BioICB): Que atividades você desenvolveu no laboratório?

 M:  Trabalhei com a expressão da aquaporina, que é uma proteína que forma canais para entrada e saída de água no interior da célula com o fim de garantir sua homeostasia de íons e água. Estudos realizados indicam que ela atua na migração de células tumorais cerebrais, bem como na formação de edemas em casos de trauma. Meu projeto era verificar se tinha alguma ação importante da aquaporina no glioma (cancer de cérebro), pois a formação de edema em pacientes com tumor glial piora muito o prognóstico. Assim, nós analisamos a regressão ou progressão do tumor cerebral com nanopartículas especiais injetadas, por via endovenosa, em camundongos. Tive a oportunidade de fazer um curso de manueio de animais em experimentacao que me auxiliou muito e pude ter um pouco mais de experiencia com a parte in vivo.  Trabalhei também muito com cultivo de células gliais, biologia celular e experimentos com nanopartículas in vivo e in vitro.

 

BioICB): A rotina de laboratório lá é muito diferente da que você está acostumada no Brasil?

M: A rotina acelerada de experimentos e compromissos não é diferente daqui da UFRJ, porém as condições de trabalho são mais adequadas.
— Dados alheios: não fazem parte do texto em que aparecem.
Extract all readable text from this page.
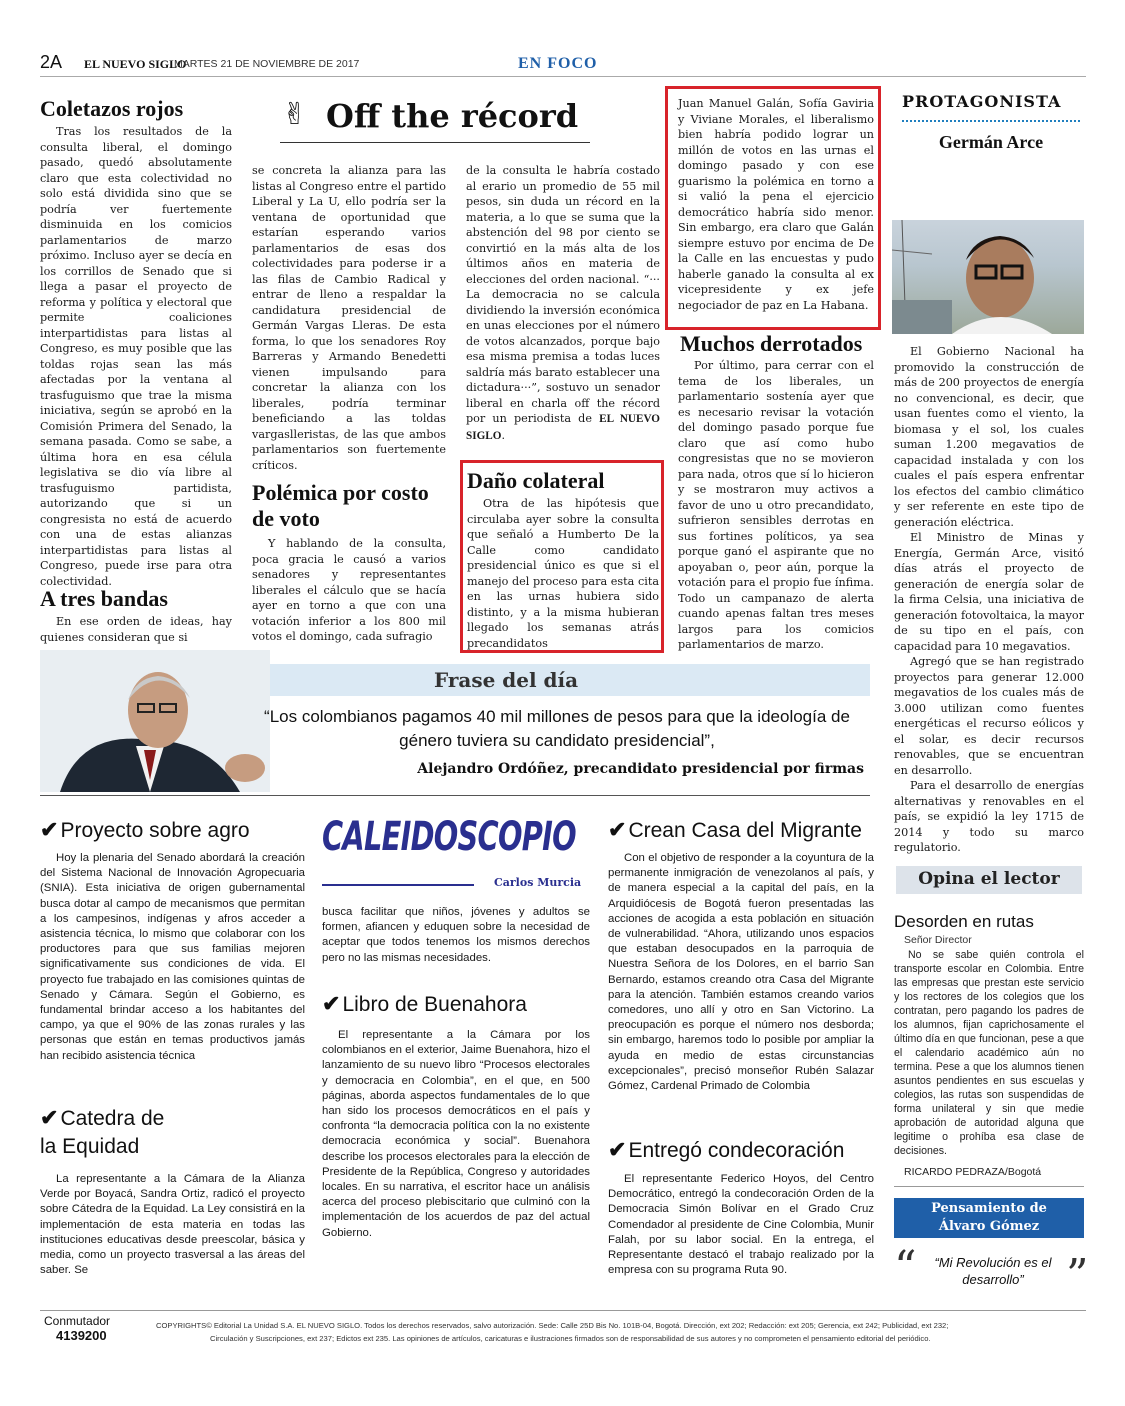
2A EL NUEVO SIGLO
MARTES 21 DE NOVIEMBRE DE 2017	EN FOCO
✌ Off the récord
Coletazos rojos

Tras los resultados de la consulta liberal, el domingo pasado, quedó absolutamente claro que esta colectividad no solo está dividida sino que se podría ver fuertemente disminuida en los comicios parlamentarios de marzo próximo. Incluso ayer se decía en los corrillos de Senado que si llega a pasar el proyecto de reforma y política y electoral que permite coaliciones interpartidistas para listas al Congreso, es muy posible que las toldas rojas sean las más afectadas por la ventana al trasfuguismo que trae la misma iniciativa, según se aprobó en la Comisión Primera del Senado, la semana pasada. Como se sabe, a última hora en esa célula legislativa se dio vía libre al trasfuguismo partidista, autorizando que si un congresista no está de acuerdo con una de estas alianzas interpartidistas para listas al Congreso, puede irse para otra colectividad.

A tres bandas

En ese orden de ideas, hay quienes consideran que si

se concreta la alianza para las listas al Congreso entre el partido Liberal y La U, ello podría ser la ventana de oportunidad que estarían esperando varios parlamentarios de esas dos colectividades para poderse ir a las filas de Cambio Radical y entrar de lleno a respaldar la candidatura presidencial de Germán Vargas Lleras. De esta forma, lo que los senadores Roy Barreras y Armando Benedetti vienen impulsando para concretar la alianza con los liberales, podría terminar beneficiando a las toldas vargaslleristas, de las que ambos parlamentarios son fuertemente críticos.

Polémica por costo de voto

Y hablando de la consulta, poca gracia le causó a varios senadores y representantes liberales el cálculo que se hacía ayer en torno a que con una votación inferior a los 800 mil votos el domingo, cada sufragio

de la consulta le habría costado al erario un promedio de 55 mil pesos, sin duda un récord en la materia, a lo que se suma que la abstención del 98 por ciento se convirtió en la más alta de los últimos años en materia de elecciones del orden nacional. “··· La democracia no se calcula dividiendo la inversión económica en unas elecciones por el número de votos alcanzados, porque bajo esa misma premisa a todas luces saldría más barato establecer una dictadura···”, sostuvo un senador liberal en charla off the récord por un periodista de EL NUEVO SIGLO.

Daño colateral

Otra de las hipótesis que circulaba ayer sobre la consulta que señaló a Humberto De la Calle como candidato presidencial único es que si el manejo del proceso para esta cita en las urnas hubiera sido distinto, y a la misma hubieran llegado los semanas atrás precandidatos

Juan Manuel Galán, Sofía Gaviria y Viviane Morales, el liberalismo bien habría podido lograr un millón de votos en las urnas el domingo pasado y con ese guarismo la polémica en torno a si valió la pena el ejercicio democrático habría sido menor. Sin embargo, era claro que Galán siempre estuvo por encima de De la Calle en las encuestas y pudo haberle ganado la consulta al ex vicepresidente y ex jefe negociador de paz en La Habana.

Muchos derrotados

Por último, para cerrar con el tema de los liberales, un parlamentario sostenía ayer que es necesario revisar la votación del domingo pasado porque fue claro que así como hubo congresistas que no se movieron para nada, otros que sí lo hicieron y se mostraron muy activos a favor de uno u otro precandidato, sufrieron sensibles derrotas en sus fortines políticos, ya sea porque ganó el aspirante que no apoyaban o, peor aún, porque la votación para el propio fue ínfima. Todo un campanazo de alerta cuando apenas faltan tres meses largos para los comicios parlamentarios de marzo.

PROTAGONISTA
Germán Arce

El Gobierno Nacional ha promovido la construcción de más de 200 proyectos de energía no convencional, es decir, que usan fuentes como el viento, la biomasa y el sol, los cuales suman 1.200 megavatios de capacidad instalada y con los cuales el país espera enfrentar los efectos del cambio climático y ser referente en este tipo de generación eléctrica.

El Ministro de Minas y Energía, Germán Arce, visitó días atrás el proyecto de generación de energía solar de la firma Celsia, una iniciativa de generación fotovoltaica, la mayor de su tipo en el país, con capacidad para 10 megavatios.

Agregó que se han registrado proyectos para generar 12.000 megavatios de los cuales más de 3.000 utilizan como fuentes energéticas el recurso eólicos y el solar, es decir recursos renovables, que se encuentran en desarrollo.

Para el desarrollo de energías alternativas y renovables en el país, se expidió la ley 1715 de 2014 y todo su marco regulatorio.

Frase del día
“Los colombianos pagamos 40 mil millones de pesos para que la ideología de género tuviera su candidato presidencial”,
Alejandro Ordóñez, precandidato presidencial por firmas
✔Proyecto sobre agro

Hoy la plenaria del Senado abordará la creación del Sistema Nacional de Innovación Agropecuaria (SNIA). Esta iniciativa de origen gubernamental busca dotar al campo de mecanismos que permitan a los campesinos, indígenas y afros acceder a asistencia técnica, lo mismo que colaborar con los productores para que sus familias mejoren significativamente sus condiciones de vida. El proyecto fue trabajado en las comisiones quintas de Senado y Cámara. Según el Gobierno, es fundamental brindar acceso a los habitantes del campo, ya que el 90% de las zonas rurales y las personas que están en temas productivos jamás han recibido asistencia técnica

✔Catedra de
la Equidad

La representante a la Cámara de la Alianza Verde por Boyacá, Sandra Ortiz, radicó el proyecto sobre Cátedra de la Equidad. La Ley consistirá en la implementación de esta materia en todas las instituciones educativas desde preescolar, básica y media, como un proyecto trasversal a las áreas del saber. Se

CALEIDOSCOPIO
Carlos Murcia

busca facilitar que niños, jóvenes y adultos se formen, afiancen y eduquen sobre la necesidad de aceptar que todos tenemos los mismos derechos pero no las mismas necesidades.

✔Libro de Buenahora

El representante a la Cámara por los colombianos en el exterior, Jaime Buenahora, hizo el lanzamiento de su nuevo libro “Procesos electorales y democracia en Colombia”, en el que, en 500 páginas, aborda aspectos fundamentales de lo que han sido los procesos democráticos en el país y confronta “la democracia política con la no existente democracia económica y social”. Buenahora describe los procesos electorales para la elección de Presidente de la República, Congreso y autoridades locales. En su narrativa, el escritor hace un análisis acerca del proceso plebiscitario que culminó con la implementación de los acuerdos de paz del actual Gobierno.

✔Crean Casa del Migrante

Con el objetivo de responder a la coyuntura de la permanente inmigración de venezolanos al país, y de manera especial a la capital del país, en la Arquidiócesis de Bogotá fueron presentadas las acciones de acogida a esta población en situación de vulnerabilidad. “Ahora, utilizando unos espacios que estaban desocupados en la parroquia de Nuestra Señora de los Dolores, en el barrio San Bernardo, estamos creando otra Casa del Migrante para la atención. También estamos creando varios comedores, uno allí y otro en San Victorino. La preocupación es porque el número nos desborda; sin embargo, haremos todo lo posible por ampliar la ayuda en medio de estas circunstancias excepcionales”, precisó monseñor Rubén Salazar Gómez, Cardenal Primado de Colombia

✔Entregó condecoración

El representante Federico Hoyos, del Centro Democrático, entregó la condecoración Orden de la Democracia Simón Bolívar en el Grado Cruz Comendador al presidente de Cine Colombia, Munir Falah, por su labor social. En la entrega, el Representante destacó el trabajo realizado por la empresa con su programa Ruta 90.

Opina el lector
Desorden en rutas
Señor Director

No se sabe quién controla el transporte escolar en Colombia. Entre las empresas que prestan este servicio y los rectores de los colegios que los contratan, pero pagando los padres de los alumnos, fijan caprichosamente el último día en que funcionan, pese a que el calendario académico aún no termina. Pese a que los alumnos tienen asuntos pendientes en sus escuelas y colegios, las rutas son suspendidas de forma unilateral y sin que medie aprobación de autoridad alguna que legitime o prohíba esa clase de decisiones.

RICARDO PEDRAZA/Bogotá
Pensamiento de
Álvaro Gómez
“	“Mi Revolución es el desarrollo” ”
Conmutador
4139200
COPYRIGHTS© Editorial La Unidad S.A. EL NUEVO SIGLO. Todos los derechos reservados, salvo autorización. Sede: Calle 25D Bis No. 101B-04, Bogotá. Dirección, ext 202; Redacción: ext 205; Gerencia, ext 242; Publicidad, ext 232;
Circulación y Suscripciones, ext 237; Edictos ext 235. Las opiniones de artículos, caricaturas e ilustraciones firmados son de responsabilidad de sus autores y no comprometen el pensamiento editorial del periódico.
Há mais facilidade para aquisição de produtos e equipamentos. Achei a infraestrutura da Universidade onde fiquei muito bem organizada, desde a predial até a burocrática. Além disso, ela fornece ótimos subsídios para cursos e outras formações profissionalizantes aos alunos interessados, além de muito incentivo à pesquisa. Com isso, alunos e pesquisadores de todos os níveis possuem um alto grau de satisfação comparado aos brasileiros. Não digo, porém, que os pesquisadores de lá encontrem condições perfeitas para conseguirem trabalhar. Com certeza, também há muitas barreiras a serem vencidas por eles!

BioICB): Fale um pouco de sua experiência morando no exterior. Era o que você esperava ou foi além de suas expectativas?

M: Minha experiência durante o intercâmbio foi muito mais que profissional. Foi uma experiência pessoal maravilhosa. As pessoas do laboratório eram muito boas e acolhedoras, as estudantes que dividiam o alojamento comigo eram ótimas, fiz muitas amizades e me diverti muito! Nova Iorque é maravilhosa, muito organizada, com um bom sistema de transporte, uma oferta enorme de eventos culturais, museus incríveis, pontos turísticos e, uma das coisas que mais me agradou, restaurantes de todos os tipos! Tive a oportunidade de aproveitar tudo o que a cidade oferecia. Para mim NY é simplesmente indescritível! Eu me apaixonei pelo lugar e faria essa experiência mil vezes.

BioICB): Qual a importância de toda essa experiência para você como profissional?

M: Como experiência profissional, me ajudou a trabalhar de forma mais independente, a procurar soluções e meios para realizar o que eu preciso. Permitiu uma maior integração  com experientes pesquisadores, além de conhecer novas pessoas e entender como funciona a ciência em um país com um peso tão grande na área da pesquisa. E ainda melhorar a minha comunicação e experiência com a língua inglesa.

BioICB): Que mensagem você deixaria para quem está pensando em fazer um intercâmbio?

M: Eu incentivo todos aqueles que pensam em viver uma experiência como esta, pois é um meio maravilhoso de participar de outras realidades, de crescer como pessoa e, consequentemente, como profissional. Exige, claro, muitos esforços e renúncias, porém o ganho é superior a qualquer dificuldade.

BioICB): Há alguma caraterística relevante do país que você acredita essencial ser adotada aqui no Brasil?

M: Achei que a infra-estrutura, a organização da cidade e o sistema de transporte são coisas legais que poderiam ser adotadas aqui no Brasil também.